"Bigger is better" has become an American cliche. There may be some areas in which this is true (family size, vision for humanity) but we seem to have gotten carried away. There was a recent piece on MSNBC.com exploring our demand for larger homes - more space, more volume, more rooms -- even as families are shrinking.
And while I do believe that people are entitled to spend their hard-earned dollars as they desire, I sometimes wonder at their choices - for themselves and for their children.
The Wall Street Journal Real Estate section frequently describes homes of the rich and famous that are on the market. This piece caught my eye. A former baseball star and his wife listed their southern mansion for $3.25 million.
The 12,000 square foot estate has 8 bedrooms, 11 baths and 3 full kitchens. It has 3 floors, including an upper level "golf lounge" with panoramic views of the golf course. The home was custom-built for the couple and includes a spa area and an exercise room, sauna and whirlpool.
"We love this house, but we have four kids now and really need more space," said Mrs. Baseball Star.
What can we say? It's inconceivable to 99% of the world that 12,000 square feet, not to mention the luxurious amenities included, is not enough space for six people. While I know I'm far from living in straightened circumstances, it sure makes the 2,500 square feet that the eleven of us share seem cramped!
But it's not really about space.
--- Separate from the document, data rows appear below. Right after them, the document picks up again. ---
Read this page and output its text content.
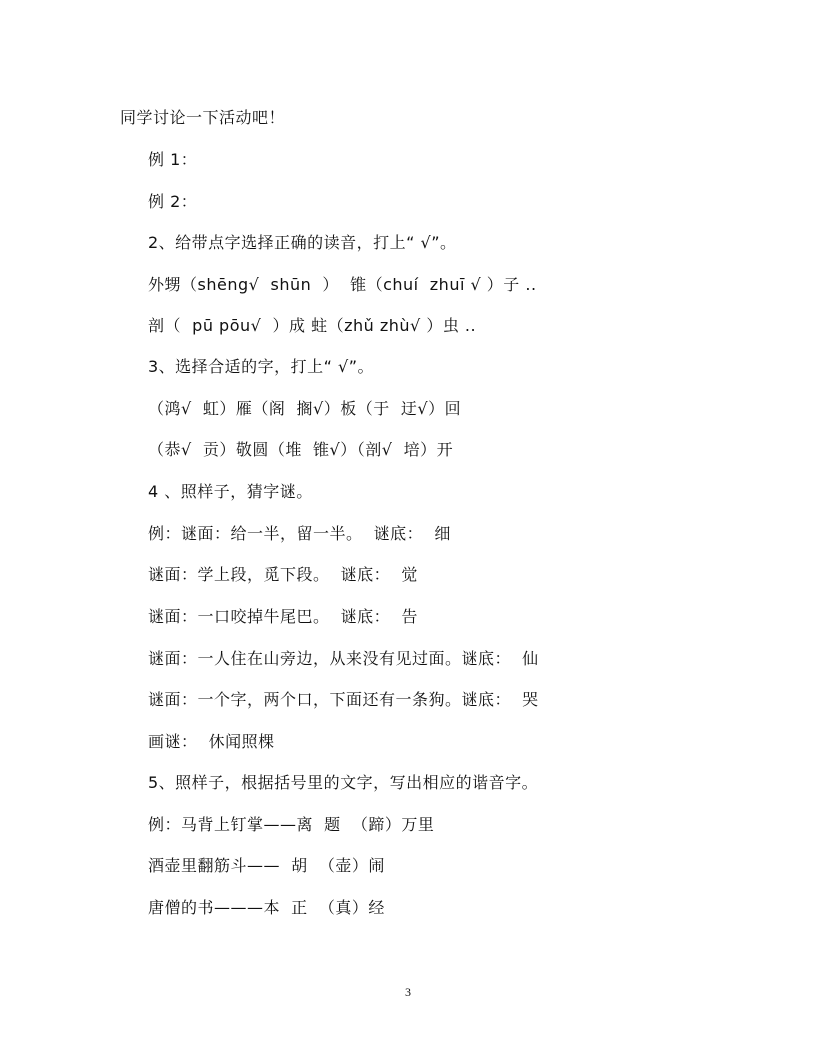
同学讨论一下活动吧！
例 1：
例 2：
2、给带点字选择正确的读音，打上“ √”。
外甥（shēng√  shūn  ）  锥（chuí  zhuī √ ）子 ..
剖（  pū pōu√  ）成 蛀（zhǔ zhù√ ）虫 ..
3、选择合适的字，打上“ √”。
（鸿√  虹）雁（阁  搁√）板（于  迂√）回
（恭√  贡）敬圆（堆  锥√）（剖√  培）开
4 、照样子，猜字谜。
例：谜面：给一半，留一半。  谜底：  细
谜面：学上段，觅下段。  谜底：  觉
谜面：一口咬掉牛尾巴。  谜底：  告
谜面：一人住在山旁边，从来没有见过面。谜底：  仙
谜面：一个字，两个口，下面还有一条狗。谜底：  哭
画谜：  休闻照棵
5、照样子，根据括号里的文字，写出相应的谐音字。
例：马背上钉掌——离  题  （蹄）万里
酒壶里翻筋斗——  胡  （壶）闹
唐僧的书———本  正  （真）经
3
It's about the dangers of extravagance. It's about what expectations you want to give your children, how you want them to grow up.
Although my kids may complain about sharing rooms (sometimes loudly and vociferously), they frequently run to be with each other when they have that rare opportunity to be alone. And although they fight over space and mess and missing clothing, they also develop special intimacy and shared private moments. And even though I encourage (beg) my kids to spread out, their favorite place to be is clustered around the small space my husband and I inhabit.
We need to think about the soul of our house that we are creating.
Not only do the physically close living quarters contribute to emotional closeness with their siblings, they also learn about giving and compromise (and taking and rigidity!) Why would I want to rob my children of that opportunity?
I'd definitely like more space (although I think I could probably make do with two full kitchens!) but I wouldn't be willing to pay the price. I don't mean the financial price -- that I couldn't afford -- but the cost to the relationships among family members, the lost chances for intimacy and growth. The sisters that quarrel by day have private late night talks that enhance their sense of connection, their caring about each other and their participation in each other's lives. Brothers who go their separate ways by day come together around night to horse around and discuss favorite books.
The bigger the house, and all the gadgets that go with it -- personal TV's, Ipods and computers -- only contribute to the isolation of each family member and the disintegration of the family unit. I don't begrudge anyone his material good, and I appreciate the bounty I have, but we need to think of the soul of our house. Are we creating a large anonymous space or a warm inviting home?